According to the 'June Employment Trends' released by Statistics Korea on the 16th, the employment rate for young people aged 15-29 last month was 45.6%, a decrease of 1.0 percentage points compared to the same month last year. This is the lowest figure since 2021 based on the same month of the previous year. The number of employed young people decreased by 173,000 over the past year, with the decline among those in their 20s exceeding 150,000. The youth employment rate has been declining for 14 consecutive months.
Changes in corporate structure also support the contraction of youth employment.
According to an analysis by CEO Score, a corporate data research institute, of 67 companies that disclosed sustainability management reports among the top 100 companies by sales, the number of employees in their 20s at these companies decreased from 291,235 in 2022 to 243,737 in 2024, a decrease of 47,498 over two years. The proportion of employees in their 20s compared to the total number of employees decreased from 24.8% to 21.0%, a decrease of 3.8 percentage points. During the same period, the number of employees aged 30 and over increased by more than 35,232, creating a contrast. It seems that middle-aged employees are filling the positions left by young workers.

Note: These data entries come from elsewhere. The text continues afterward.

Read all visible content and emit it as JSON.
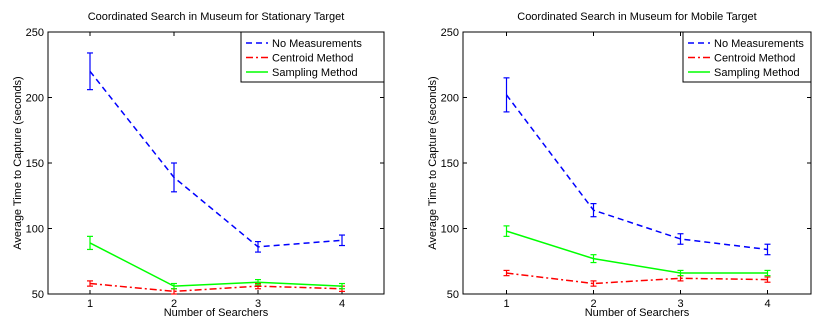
{
  "chart_data": [
    {
      "type": "line",
      "title": "Coordinated Search in Museum for Stationary Target",
      "xlabel": "Number of Searchers",
      "ylabel": "Average Time to Capture (seconds)",
      "x": [
        1,
        2,
        3,
        4
      ],
      "xticks": [
        "1",
        "2",
        "3",
        "4"
      ],
      "xlim": [
        0.5,
        4.5
      ],
      "ylim": [
        50,
        250
      ],
      "yticks": [
        "50",
        "100",
        "150",
        "200",
        "250"
      ],
      "legend_position": "top-right",
      "series": [
        {
          "name": "No Measurements",
          "color": "#0000ff",
          "dash": "dashed",
          "values": [
            220,
            139,
            86,
            91
          ],
          "error": [
            14,
            11,
            4,
            4
          ]
        },
        {
          "name": "Centroid Method",
          "color": "#ff0000",
          "dash": "dash-dot",
          "values": [
            58,
            52,
            56,
            54
          ],
          "error": [
            2,
            2,
            2,
            2
          ]
        },
        {
          "name": "Sampling Method",
          "color": "#00ff00",
          "dash": "solid",
          "values": [
            89,
            56,
            59,
            56
          ],
          "error": [
            5,
            2,
            2,
            2
          ]
        }
      ]
    },
    {
      "type": "line",
      "title": "Coordinated Search in Museum for Mobile Target",
      "xlabel": "Number of Searchers",
      "ylabel": "Average Time to Capture (seconds)",
      "x": [
        1,
        2,
        3,
        4
      ],
      "xticks": [
        "1",
        "2",
        "3",
        "4"
      ],
      "xlim": [
        0.5,
        4.5
      ],
      "ylim": [
        50,
        250
      ],
      "yticks": [
        "50",
        "100",
        "150",
        "200",
        "250"
      ],
      "legend_position": "top-right",
      "series": [
        {
          "name": "No Measurements",
          "color": "#0000ff",
          "dash": "dashed",
          "values": [
            202,
            114,
            92,
            84
          ],
          "error": [
            13,
            5,
            4,
            4
          ]
        },
        {
          "name": "Centroid Method",
          "color": "#ff0000",
          "dash": "dash-dot",
          "values": [
            66,
            58,
            62,
            61
          ],
          "error": [
            2,
            2,
            2,
            2
          ]
        },
        {
          "name": "Sampling Method",
          "color": "#00ff00",
          "dash": "solid",
          "values": [
            98,
            77,
            66,
            66
          ],
          "error": [
            4,
            3,
            2,
            2
          ]
        }
      ]
    }
  ]
}
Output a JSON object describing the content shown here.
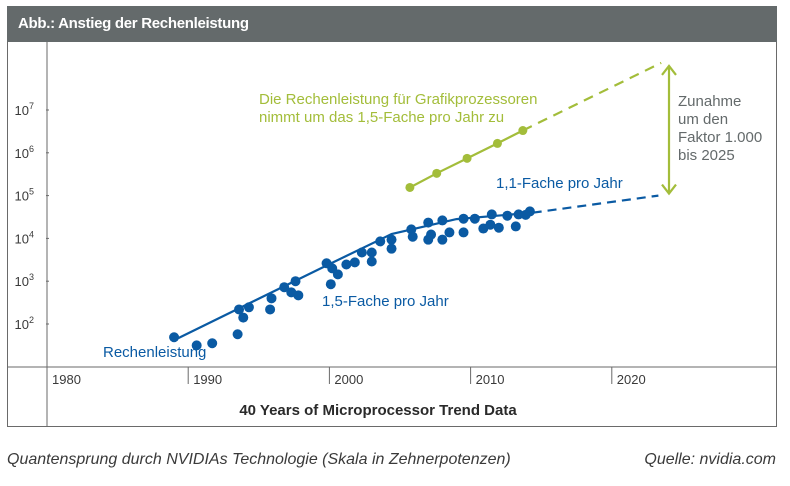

There are signs that the aging of the workforce within companies is becoming entrenched, with measures such as extending retirement age and expanding frequent hiring focused on technical positions.
Looking at individual companies, Samsung Display saw the largest decrease, with the proportion of employees in their 20s dropping from 43.8% to 28.4%, a sharp decline of 15.4 percentage points. SK On (-12.3%p), LG Innotek (-8.9%p), SK Hynix (-8.8%p), and Samsung SDI (-7.9%p) also saw a decrease in the proportion of employees in their 20s, mainly in advanced manufacturing industries.
On the other hand, Hanwha Aerospace, which benefited from the defense industry boom, saw the proportion of employees in their 20s increase from 7.5% to 15.8%, more than doubling. Some companies, such as LX International (+6.7%p), SK Energy (+5.3%p), and Samsung E&A (+5.2%p), also expanded hiring of young people.
The major affiliates of the four major groups also show mixed results. Samsung Electronics saw the proportion of employees in their 20s decrease from 30.8% to 24.2%, and SK Hynix from 29.6% to 20.8%. In contrast, Hyundai Motor (20.8%→21.8%) and LG Electronics (17.0%→18.0%) slightly increased their proportions.
Jowonman, CEO of CEO Score, analyzed, "The reduction in regular open recruitment and the shift to frequent and experienced-based hiring methods seem to have acted as a burden on youth employment."